BERT4Rec (Sequential)
Description
The BERT4Rec policy adapts the bidirectional Transformer architecture (BERT) for sequential recommendation. Unlike unidirectional models (like SASRec), it uses bidirectional self-attention and is typically trained using a masked item prediction objective (predicting masked items based on both past and future context within the sequence). This allows it to learn rich, context-aware item representations.
Policy Type: bert4rec
Supports: embedding_policy
, scoring_policy
Configuration Example
scoring_policy_bert4rec.yaml
policy_configs:
scoring_policy: # Can also be used under embedding_policy
policy_type: bert4rec
# Training Hyperparameters
batch_size: 1000 # Samples per training batch
n_epochs: 1 # Number of training epochs
negative_samples_count: 2 # Negative samples (often relevant for loss calculation)

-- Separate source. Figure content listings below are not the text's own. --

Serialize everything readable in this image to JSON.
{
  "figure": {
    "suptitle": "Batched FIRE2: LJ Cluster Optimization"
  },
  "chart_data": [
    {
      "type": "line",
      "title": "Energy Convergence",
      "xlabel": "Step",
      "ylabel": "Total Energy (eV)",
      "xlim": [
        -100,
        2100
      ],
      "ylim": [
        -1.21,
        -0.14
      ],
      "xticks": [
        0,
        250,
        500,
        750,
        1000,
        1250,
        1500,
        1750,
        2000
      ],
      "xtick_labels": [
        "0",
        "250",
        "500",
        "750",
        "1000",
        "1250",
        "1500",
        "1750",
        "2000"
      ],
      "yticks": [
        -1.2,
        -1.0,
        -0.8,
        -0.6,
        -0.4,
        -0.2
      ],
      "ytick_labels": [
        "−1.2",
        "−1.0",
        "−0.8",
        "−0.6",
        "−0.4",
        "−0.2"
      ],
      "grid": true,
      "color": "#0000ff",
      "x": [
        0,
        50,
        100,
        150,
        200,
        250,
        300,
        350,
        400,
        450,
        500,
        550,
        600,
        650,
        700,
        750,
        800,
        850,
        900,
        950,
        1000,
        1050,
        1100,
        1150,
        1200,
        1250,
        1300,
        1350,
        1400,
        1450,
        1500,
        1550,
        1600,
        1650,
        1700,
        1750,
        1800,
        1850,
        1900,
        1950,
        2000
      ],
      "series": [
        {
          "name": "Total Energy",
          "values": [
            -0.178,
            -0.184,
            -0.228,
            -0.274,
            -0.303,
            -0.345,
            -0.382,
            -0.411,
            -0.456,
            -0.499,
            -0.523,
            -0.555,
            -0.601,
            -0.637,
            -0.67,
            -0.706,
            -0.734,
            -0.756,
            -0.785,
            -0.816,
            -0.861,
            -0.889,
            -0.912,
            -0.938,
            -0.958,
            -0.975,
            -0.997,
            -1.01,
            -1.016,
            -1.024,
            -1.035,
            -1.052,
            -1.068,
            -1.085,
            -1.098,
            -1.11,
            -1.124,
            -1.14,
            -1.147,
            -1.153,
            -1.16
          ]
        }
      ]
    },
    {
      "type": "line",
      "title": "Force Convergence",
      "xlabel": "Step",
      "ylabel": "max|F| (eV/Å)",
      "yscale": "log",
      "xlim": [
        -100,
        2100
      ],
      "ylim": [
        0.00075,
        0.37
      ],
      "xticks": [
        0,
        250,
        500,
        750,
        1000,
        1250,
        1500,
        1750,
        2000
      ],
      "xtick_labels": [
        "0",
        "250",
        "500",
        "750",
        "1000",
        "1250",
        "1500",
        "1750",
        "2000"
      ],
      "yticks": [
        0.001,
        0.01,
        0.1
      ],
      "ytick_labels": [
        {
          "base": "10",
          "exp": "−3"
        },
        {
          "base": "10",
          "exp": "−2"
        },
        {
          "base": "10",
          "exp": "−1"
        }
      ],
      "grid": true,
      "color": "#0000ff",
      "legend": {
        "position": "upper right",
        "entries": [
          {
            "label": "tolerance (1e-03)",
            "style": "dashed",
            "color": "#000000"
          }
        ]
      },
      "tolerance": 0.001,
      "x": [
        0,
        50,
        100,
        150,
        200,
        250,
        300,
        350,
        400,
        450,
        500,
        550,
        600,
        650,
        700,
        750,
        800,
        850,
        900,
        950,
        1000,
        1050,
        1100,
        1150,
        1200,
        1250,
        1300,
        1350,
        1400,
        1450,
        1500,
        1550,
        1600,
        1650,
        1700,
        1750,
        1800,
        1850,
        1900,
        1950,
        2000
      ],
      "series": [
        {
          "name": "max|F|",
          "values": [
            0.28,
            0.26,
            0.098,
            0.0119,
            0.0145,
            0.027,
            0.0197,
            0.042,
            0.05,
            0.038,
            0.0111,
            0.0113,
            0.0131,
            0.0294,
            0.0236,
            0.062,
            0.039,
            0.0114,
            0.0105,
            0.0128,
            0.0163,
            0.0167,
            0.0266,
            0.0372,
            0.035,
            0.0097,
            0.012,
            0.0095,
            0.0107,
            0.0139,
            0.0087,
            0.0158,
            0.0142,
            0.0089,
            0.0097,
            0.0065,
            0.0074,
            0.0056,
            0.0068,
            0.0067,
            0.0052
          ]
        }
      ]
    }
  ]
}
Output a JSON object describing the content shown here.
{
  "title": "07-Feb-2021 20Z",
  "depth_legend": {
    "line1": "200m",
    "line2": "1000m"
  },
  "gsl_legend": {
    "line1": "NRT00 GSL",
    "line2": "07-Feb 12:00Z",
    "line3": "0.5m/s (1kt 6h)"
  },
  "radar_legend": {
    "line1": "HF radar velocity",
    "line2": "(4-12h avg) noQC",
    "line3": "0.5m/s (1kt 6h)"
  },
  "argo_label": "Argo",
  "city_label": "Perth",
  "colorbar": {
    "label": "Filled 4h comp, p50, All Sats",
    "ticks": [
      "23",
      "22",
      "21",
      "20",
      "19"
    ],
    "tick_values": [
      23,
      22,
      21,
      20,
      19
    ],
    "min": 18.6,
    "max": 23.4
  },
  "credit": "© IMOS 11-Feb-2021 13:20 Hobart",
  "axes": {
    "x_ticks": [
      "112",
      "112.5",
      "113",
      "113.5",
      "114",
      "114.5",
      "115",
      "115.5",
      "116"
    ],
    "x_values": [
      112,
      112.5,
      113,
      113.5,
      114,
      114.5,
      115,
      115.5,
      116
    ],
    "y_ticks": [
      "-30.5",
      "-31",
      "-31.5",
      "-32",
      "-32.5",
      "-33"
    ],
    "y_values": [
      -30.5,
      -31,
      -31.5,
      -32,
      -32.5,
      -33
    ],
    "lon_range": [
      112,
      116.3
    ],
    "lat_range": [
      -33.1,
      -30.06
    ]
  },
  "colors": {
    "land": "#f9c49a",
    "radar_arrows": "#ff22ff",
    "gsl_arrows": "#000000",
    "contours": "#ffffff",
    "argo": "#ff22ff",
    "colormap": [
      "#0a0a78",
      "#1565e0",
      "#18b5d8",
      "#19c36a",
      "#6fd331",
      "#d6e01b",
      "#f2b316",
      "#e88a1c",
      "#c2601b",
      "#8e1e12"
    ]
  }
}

learning_rate: 0.001 # Optimizer learning rate
dropout_rate: 0.2 # General dropout rate for regularization
# Architecture Hyperparameters
hidden_size: 64 # Dimensionality of hidden layers/embeddings
n_heads: 2 # Number of self-attention heads
n_layers: 2 # Number of Transformer layers
max_seq_length: 50 # Maximum input sequence length
Reference
- Sun, F., et al. (2019). BERT4Rec: Sequential recommendation with bidirectional encoder representations from transformer. CIKM.